BEYOND the matches and medals, Annie Ramirez tells a bigger story, one that proves a woman’s journey has no expiration date.
At 34, she has shown no signs of slowing down. She struck gold at the Jiu-Jitsu International Federation World Championship in November 2025, the crowning achievement of a career that continues to unfold on her own terms.
Now 35, Ramirez remains in the thick of the fight, adding to an impressive collection of gold medals and podium finishes across the Asian Championships, Asian Beach Games, and the Southeast Asian Games.
In a space where women are often measured against time, where the idea of a “biological clock” lingers in conversations, Ramirez pushes back not with noise but with results.

“Hindi hadlang yung ‘biological clock’ ng pagiging babae, o kumbaga expiration date. Just keep proving them wrong,” Ramirez told SPIN.ph in an interview during the 2026 All-Women Sports Awards by the Philippine Sports Commission in Pasay last March 20.
Her journey has not been about beating the clock, but resetting it. While others talk about peaks and primes, Ramirez leans on growth, the kind that comes with experience, adjustment, and resilience.
“Habang tumatanda tayo, there are changes… within a year pa lang, iba-iba ang nagbabago sa katawan ko, pero nasa sa akin ’yun kung paano ko lalagpasan.”
Each year demands something different. A tweak in diet. A shift in weight. A deeper understanding of how her body responds. These are not setbacks, but part of the process, one she chooses to embrace as she continues life as a national athlete.
“Sabi nga nila ang babae, pag nanganganak, lumalakas pa. Hindi pa tayo umabot doon, pero it doesn’t mean na babae ka, may expiration date ka. Just keep proving them wrong,” she added.

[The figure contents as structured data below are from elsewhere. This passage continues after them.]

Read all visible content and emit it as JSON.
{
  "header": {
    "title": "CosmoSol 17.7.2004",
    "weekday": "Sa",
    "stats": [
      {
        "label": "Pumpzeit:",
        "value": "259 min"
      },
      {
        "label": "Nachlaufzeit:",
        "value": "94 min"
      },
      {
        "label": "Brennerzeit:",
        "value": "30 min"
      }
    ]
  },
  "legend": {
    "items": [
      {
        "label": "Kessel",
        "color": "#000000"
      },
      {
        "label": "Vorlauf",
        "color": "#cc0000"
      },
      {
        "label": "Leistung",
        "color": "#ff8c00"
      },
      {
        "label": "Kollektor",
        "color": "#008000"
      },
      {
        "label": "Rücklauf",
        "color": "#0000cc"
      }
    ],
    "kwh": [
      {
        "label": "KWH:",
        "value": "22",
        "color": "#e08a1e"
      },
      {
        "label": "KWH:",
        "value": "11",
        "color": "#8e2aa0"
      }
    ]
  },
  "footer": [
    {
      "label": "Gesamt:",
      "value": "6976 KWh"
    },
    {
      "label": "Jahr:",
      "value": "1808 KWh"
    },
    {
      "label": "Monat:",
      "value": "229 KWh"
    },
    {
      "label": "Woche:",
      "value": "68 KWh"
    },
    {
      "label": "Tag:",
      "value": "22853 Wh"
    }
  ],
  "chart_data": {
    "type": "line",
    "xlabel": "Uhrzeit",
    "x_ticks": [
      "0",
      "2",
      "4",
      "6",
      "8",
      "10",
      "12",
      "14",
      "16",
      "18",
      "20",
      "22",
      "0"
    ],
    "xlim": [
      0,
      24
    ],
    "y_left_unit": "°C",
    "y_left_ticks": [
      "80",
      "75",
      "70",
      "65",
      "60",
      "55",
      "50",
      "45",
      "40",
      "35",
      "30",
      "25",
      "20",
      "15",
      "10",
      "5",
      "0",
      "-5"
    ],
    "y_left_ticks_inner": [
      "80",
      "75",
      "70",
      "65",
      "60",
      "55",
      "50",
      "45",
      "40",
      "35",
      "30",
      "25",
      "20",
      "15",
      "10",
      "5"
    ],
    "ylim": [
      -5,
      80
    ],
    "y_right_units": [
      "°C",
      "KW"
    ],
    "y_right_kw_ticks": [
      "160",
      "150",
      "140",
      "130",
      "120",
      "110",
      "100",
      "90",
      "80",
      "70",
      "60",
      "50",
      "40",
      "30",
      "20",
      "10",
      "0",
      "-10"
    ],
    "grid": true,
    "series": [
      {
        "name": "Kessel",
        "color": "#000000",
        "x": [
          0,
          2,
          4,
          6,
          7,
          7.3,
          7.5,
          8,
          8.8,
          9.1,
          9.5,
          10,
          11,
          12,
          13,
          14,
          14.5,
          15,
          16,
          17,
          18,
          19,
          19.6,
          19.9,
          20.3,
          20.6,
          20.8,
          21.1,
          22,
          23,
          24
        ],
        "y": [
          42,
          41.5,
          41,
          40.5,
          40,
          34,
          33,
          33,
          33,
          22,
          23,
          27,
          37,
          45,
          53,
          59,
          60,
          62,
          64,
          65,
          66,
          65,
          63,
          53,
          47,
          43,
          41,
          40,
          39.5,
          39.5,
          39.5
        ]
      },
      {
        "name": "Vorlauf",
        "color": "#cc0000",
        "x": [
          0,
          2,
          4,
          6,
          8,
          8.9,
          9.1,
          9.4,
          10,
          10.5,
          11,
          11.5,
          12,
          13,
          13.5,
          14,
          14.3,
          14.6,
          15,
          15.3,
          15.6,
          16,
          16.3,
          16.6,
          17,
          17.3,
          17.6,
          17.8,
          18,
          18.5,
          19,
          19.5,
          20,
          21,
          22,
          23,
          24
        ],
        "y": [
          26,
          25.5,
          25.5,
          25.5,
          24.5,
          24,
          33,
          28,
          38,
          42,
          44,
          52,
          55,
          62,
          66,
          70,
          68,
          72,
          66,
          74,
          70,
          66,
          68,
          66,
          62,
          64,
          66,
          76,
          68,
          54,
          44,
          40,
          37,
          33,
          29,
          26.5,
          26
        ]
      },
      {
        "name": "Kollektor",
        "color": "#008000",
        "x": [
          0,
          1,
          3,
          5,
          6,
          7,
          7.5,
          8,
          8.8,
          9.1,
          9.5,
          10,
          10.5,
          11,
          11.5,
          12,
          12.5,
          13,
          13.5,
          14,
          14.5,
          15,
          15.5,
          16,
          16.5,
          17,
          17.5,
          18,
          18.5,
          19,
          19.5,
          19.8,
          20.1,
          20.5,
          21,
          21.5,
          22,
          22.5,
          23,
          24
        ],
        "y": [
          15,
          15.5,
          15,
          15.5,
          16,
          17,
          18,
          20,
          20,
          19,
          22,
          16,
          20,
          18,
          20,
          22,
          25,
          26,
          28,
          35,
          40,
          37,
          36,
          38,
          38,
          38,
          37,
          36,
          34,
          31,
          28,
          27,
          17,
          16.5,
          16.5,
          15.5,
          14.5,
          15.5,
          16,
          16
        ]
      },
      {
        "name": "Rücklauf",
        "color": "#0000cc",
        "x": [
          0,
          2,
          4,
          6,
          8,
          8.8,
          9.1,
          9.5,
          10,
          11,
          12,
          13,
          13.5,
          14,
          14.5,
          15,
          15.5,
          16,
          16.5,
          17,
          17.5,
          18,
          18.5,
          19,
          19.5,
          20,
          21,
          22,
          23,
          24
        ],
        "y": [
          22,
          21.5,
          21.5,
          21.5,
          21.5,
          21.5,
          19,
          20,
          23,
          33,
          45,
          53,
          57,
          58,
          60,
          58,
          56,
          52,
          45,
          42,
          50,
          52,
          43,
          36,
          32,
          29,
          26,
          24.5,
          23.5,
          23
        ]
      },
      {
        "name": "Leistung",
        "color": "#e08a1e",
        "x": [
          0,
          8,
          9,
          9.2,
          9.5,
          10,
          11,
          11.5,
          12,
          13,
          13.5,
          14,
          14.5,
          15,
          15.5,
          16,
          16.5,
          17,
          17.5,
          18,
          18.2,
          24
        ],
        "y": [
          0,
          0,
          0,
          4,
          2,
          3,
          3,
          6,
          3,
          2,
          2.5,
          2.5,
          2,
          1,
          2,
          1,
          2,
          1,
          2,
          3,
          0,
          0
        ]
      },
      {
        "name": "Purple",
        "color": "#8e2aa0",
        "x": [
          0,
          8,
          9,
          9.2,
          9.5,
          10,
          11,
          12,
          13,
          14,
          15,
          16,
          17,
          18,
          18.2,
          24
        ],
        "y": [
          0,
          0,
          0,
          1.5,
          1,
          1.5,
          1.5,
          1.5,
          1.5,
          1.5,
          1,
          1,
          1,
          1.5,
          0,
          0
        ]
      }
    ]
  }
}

In jiu-jitsu, a sport that demands physicality, Ramirez, just like fellow Filipinas like Hidilyn Diaz and Adeline Dumapong, among others, have quietly become some of the most reliable sources of gold for the country.
It is a role built not just on strength, but on persistence, the kind that refuses to be defined by age.
In fact, in less than two weeks, Ramirez will once again be seeing action at the women's 57-kg of the Asian Beach Games in Sanya, China.
And as Women’s Month comes to a close, her message lands with clarity.
There is no deadline on ambition, no fixed timeline on success, and most especially, no clock that defines what a woman can do or cannot do.